Avia Ustanny, Freelance WriterWANT A credit card?" "No, thank you." The surprising response comes from new entrants into the job market who, though being seduced by all and sundry into pocketing credit cards, taking out mortgages and moving a truck load of furnishings on hire-purchase into their bed-sits, are saying no, refusing the pleasures of instant gratification.
The financial crash of the nineties has birthed a new generation, it appears. The young have learnt from the experience of fathers and mothers hamstrung by debt and are turning their backs on unrestrained borrowing. This is a group which seems to be much more fiscally responsible, labelling themselves the 'cash generation'.
While it does appear that there are dozens who have turned to illegal (drug mules included) and corrupt means of earning the extra dollars and paying for the luxuries they need, the evidence available to us says that the once traditional culture of conspicuous consumption is ailing.
Sophia Neet (not her real name) a bank employee, is 29 and saving earnestly towards her first home. She hates the idea of renting, but is patiently waiting to qualify for the 5 per cent mortgage offered by her company. She has returned furniture to Courts Jamaica Limited when her monthly payments threatened to swamp her savings goals. She purchased a second-hand car cash to take herself and her son around and continues to throw her 'pardner' to meet the goal of making a down payment on a house. "I make budgets every minute. I write down what I need to buy and everything I spend," she says. There are many more like her.

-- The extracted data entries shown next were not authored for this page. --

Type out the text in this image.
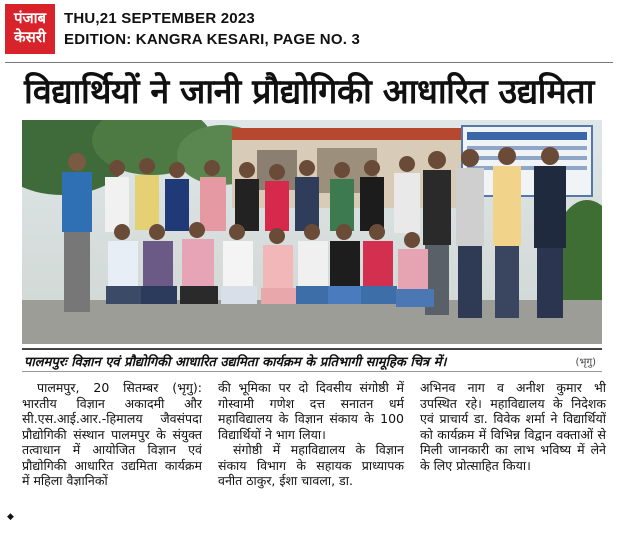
पंजाब
केसरी
THU,21 SEPTEMBER 2023
EDITION: KANGRA KESARI, PAGE NO. 3
विद्यार्थियों ने जानी प्रौद्योगिकी आधारित उद्यमिता
पालमपुरः विज्ञान एवं प्रौद्योगिकी आधारित उद्यमिता कार्यक्रम के प्रतिभागी सामूहिक चित्र में।	(भृगु)

पालमपुर, 20 सितम्बर (भृगु): भारतीय विज्ञान अकादमी और सी.एस.आई.आर.-हिमालय जैवसंपदा प्रौद्योगिकी संस्थान पालमपुर के संयुक्त तत्वाधान में आयोजित विज्ञान एवं प्रौद्योगिकी आधारित उद्यमिता कार्यक्रम में महिला वैज्ञानिकों

की भूमिका पर दो दिवसीय संगोष्ठी में गोस्वामी गणेश दत्त सनातन धर्म महाविद्यालय के विज्ञान संकाय के 100 विद्यार्थियों ने भाग लिया।

संगोष्ठी में महाविद्यालय के विज्ञान संकाय विभाग के सहायक प्राध्यापक वनीत ठाकुर, ईशा चावला, डा.

अभिनव नाग व अनीश कुमार भी उपस्थित रहे। महाविद्यालय के निदेशक एवं प्राचार्य डा. विवेक शर्मा ने विद्यार्थियों को कार्यक्रम में विभिन्न विद्वान वक्ताओं से मिली जानकारी का लाभ भविष्य में लेने के लिए प्रोत्साहित किया।

◆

The banks are feeling the pinch of the more conservative climate and though they travel from business place to business place to crank up their loan rate, the results they desire are yet to be seen.
The building society of the Bank of Nova Scotia, 3 months into its new 10.8 per cent mortgage offering to graduates, has only managed to disburse $100 million of the $500 million. Among those who have been in the job market for five years and less, the better paid group of lawyers and doctors are the ones who have taken the financing option. And, though the loan ceiling is $5 million, the average borrower from the group is sticking to real estate valued at $3 million and less.
Others have stayed away. Fear of debt, financial analyst Hopeton Morrison says, is part and parcel of the current economic climate. "Debt is a function of your own sense of financial independence. Those who are fortunate enough to get a job are uncertain about the permanence of that job. In this situation you really do not want to saddle yourself with debt," Mr. Morrison states.
He opines, "When people are doing well, they get two, three credit cards and go for Master Card Gold. But, if you are unsure about the job, you don't."
In keeping with the general caution, many graduates have avoided moving out on their own, choosing instead to remain with their parents. Notes Morrison, "This is a significant change from my generation when early in the game many would leave home. Now some get married and live on the same premises. "
The fact that many also leave school with large student loans is another disincentive to borrow. They are not creditworthy, and neither do they want additional loans.